Access Management

As your business develops and grows, you should be increasingly concerned about the security of your IT network. Organization needs to know who accesses their network, how they are getting in, and what they are privy to once they are in – and they must be able to specify these permissions for their users. Specifically, organizations need to focus closely on identity and access management in increasingly diverse digital environments. Online and cloud-based systems mean that intruders, or well-meaning but misguided and unauthorized staff, can potentially get access to your communications systems, internal administration, web site, and financial systems, as well as any online services you provide.

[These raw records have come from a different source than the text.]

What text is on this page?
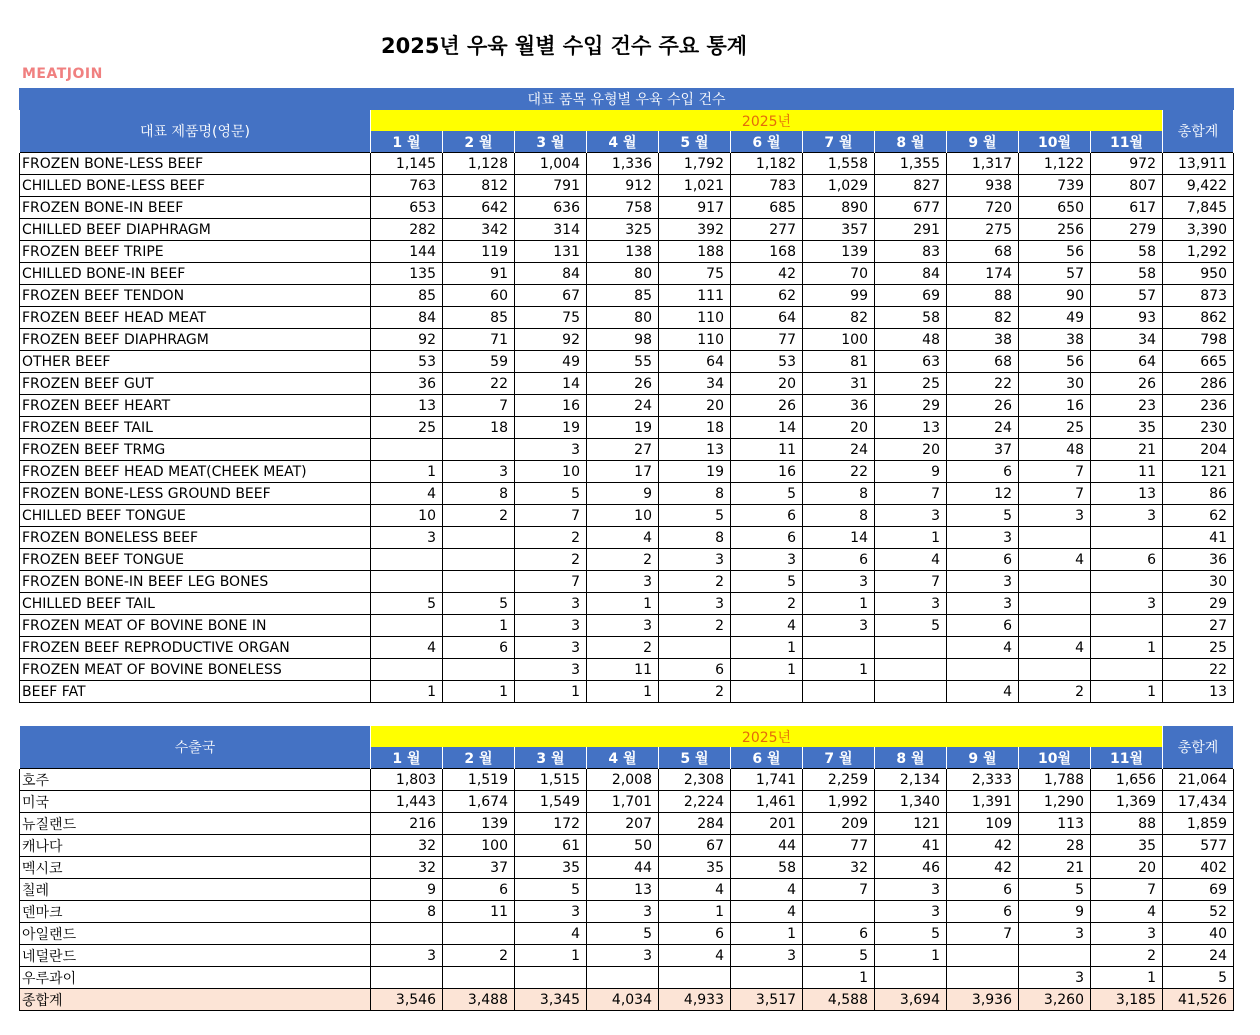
2025년 우육 월별 수입 건수 주요 통계
MEATJOIN
대표 품목 유형별 우육 수입 건수												
대표 제품명(영문)	2025년											총합계
	1 월	2 월	3 월	4 월	5 월	6 월	7 월	8 월	9 월	10월	11월	
FROZEN BONE-LESS BEEF	1,145	1,128	1,004	1,336	1,792	1,182	1,558	1,355	1,317	1,122	972	13,911
CHILLED BONE-LESS BEEF	763	812	791	912	1,021	783	1,029	827	938	739	807	9,422
FROZEN BONE-IN BEEF	653	642	636	758	917	685	890	677	720	650	617	7,845
CHILLED BEEF DIAPHRAGM	282	342	314	325	392	277	357	291	275	256	279	3,390
FROZEN BEEF TRIPE	144	119	131	138	188	168	139	83	68	56	58	1,292
CHILLED BONE-IN BEEF	135	91	84	80	75	42	70	84	174	57	58	950
FROZEN BEEF TENDON	85	60	67	85	111	62	99	69	88	90	57	873
FROZEN BEEF HEAD MEAT	84	85	75	80	110	64	82	58	82	49	93	862
FROZEN BEEF DIAPHRAGM	92	71	92	98	110	77	100	48	38	38	34	798
OTHER BEEF	53	59	49	55	64	53	81	63	68	56	64	665
FROZEN BEEF GUT	36	22	14	26	34	20	31	25	22	30	26	286
FROZEN BEEF HEART	13	7	16	24	20	26	36	29	26	16	23	236
FROZEN BEEF TAIL	25	18	19	19	18	14	20	13	24	25	35	230
FROZEN BEEF TRMG			3	27	13	11	24	20	37	48	21	204
FROZEN BEEF HEAD MEAT(CHEEK MEAT)	1	3	10	17	19	16	22	9	6	7	11	121
FROZEN BONE-LESS GROUND BEEF	4	8	5	9	8	5	8	7	12	7	13	86
CHILLED BEEF TONGUE	10	2	7	10	5	6	8	3	5	3	3	62
FROZEN BONELESS BEEF	3		2	4	8	6	14	1	3			41
FROZEN BEEF TONGUE			2	2	3	3	6	4	6	4	6	36
FROZEN BONE-IN BEEF LEG BONES			7	3	2	5	3	7	3			30
CHILLED BEEF TAIL	5	5	3	1	3	2	1	3	3		3	29
FROZEN MEAT OF BOVINE BONE IN		1	3	3	2	4	3	5	6			27
FROZEN BEEF REPRODUCTIVE ORGAN	4	6	3	2		1			4	4	1	25
FROZEN MEAT OF BOVINE BONELESS			3	11	6	1	1					22
BEEF FAT	1	1	1	1	2				4	2	1	13
수출국	2025년											총합계
	1 월	2 월	3 월	4 월	5 월	6 월	7 월	8 월	9 월	10월	11월	
호주	1,803	1,519	1,515	2,008	2,308	1,741	2,259	2,134	2,333	1,788	1,656	21,064
미국	1,443	1,674	1,549	1,701	2,224	1,461	1,992	1,340	1,391	1,290	1,369	17,434
뉴질랜드	216	139	172	207	284	201	209	121	109	113	88	1,859
캐나다	32	100	61	50	67	44	77	41	42	28	35	577
멕시코	32	37	35	44	35	58	32	46	42	21	20	402
칠레	9	6	5	13	4	4	7	3	6	5	7	69
덴마크	8	11	3	3	1	4		3	6	9	4	52
아일랜드			4	5	6	1	6	5	7	3	3	40
네덜란드	3	2	1	3	4	3	5	1			2	24
우루과이							1			3	1	5
종합계	3,546	3,488	3,345	4,034	4,933	3,517	4,588	3,694	3,936	3,260	3,185	41,526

Optimal access management ensures that business objectives are met efficiently. Well-managed identities securely allocate access to the relevant resources within an organization’s network, even with a complex and changing hierarchy of users. Proper authentication at the initial point of access, for one, protects proprietary information and assets; it reduces unauthorized access to corporate assets and data and the resulting financial loss from such a breach. Businesses also need to be concerned with issues such as meeting rigorous compliance requirements and meeting the needs of employees, customers, vendors, contractors and other groups of users and stakeholders.

Present-day business needs require understanding of business structure as well as technical knowledge. This means companies must deploy comprehensive systems of identity and access management (IAMs) that address both diverse needs and evolving demands. A mismanaged IAM may lead to unauthorized entry into corporate network perimeters or regulatory non-compliance, either of which could potentially lead to devastating financial loss, legal penalties, or bad publicity.

Access Must Be Granted To More Than Just Employees

Though granting employee access to company resources is one of the biggest parts of access management, they are often not the only users to need access. Other people who may need to use the company systems may include vendors and suppliers, customers, and generic or temporary administration accounts.

IAM is not simply about security. There are also financial implications. Effectively managing user identity life cycles may lower costs and increase revenue:

  • There is lower cost of ownership due to improved efficiency in authorization.
  • Security improvements reduce the risk of both internal and external attacks.
  • Improved access to information and resources also increases productivity.
  • Regulatory compliance becomes easier from a central point.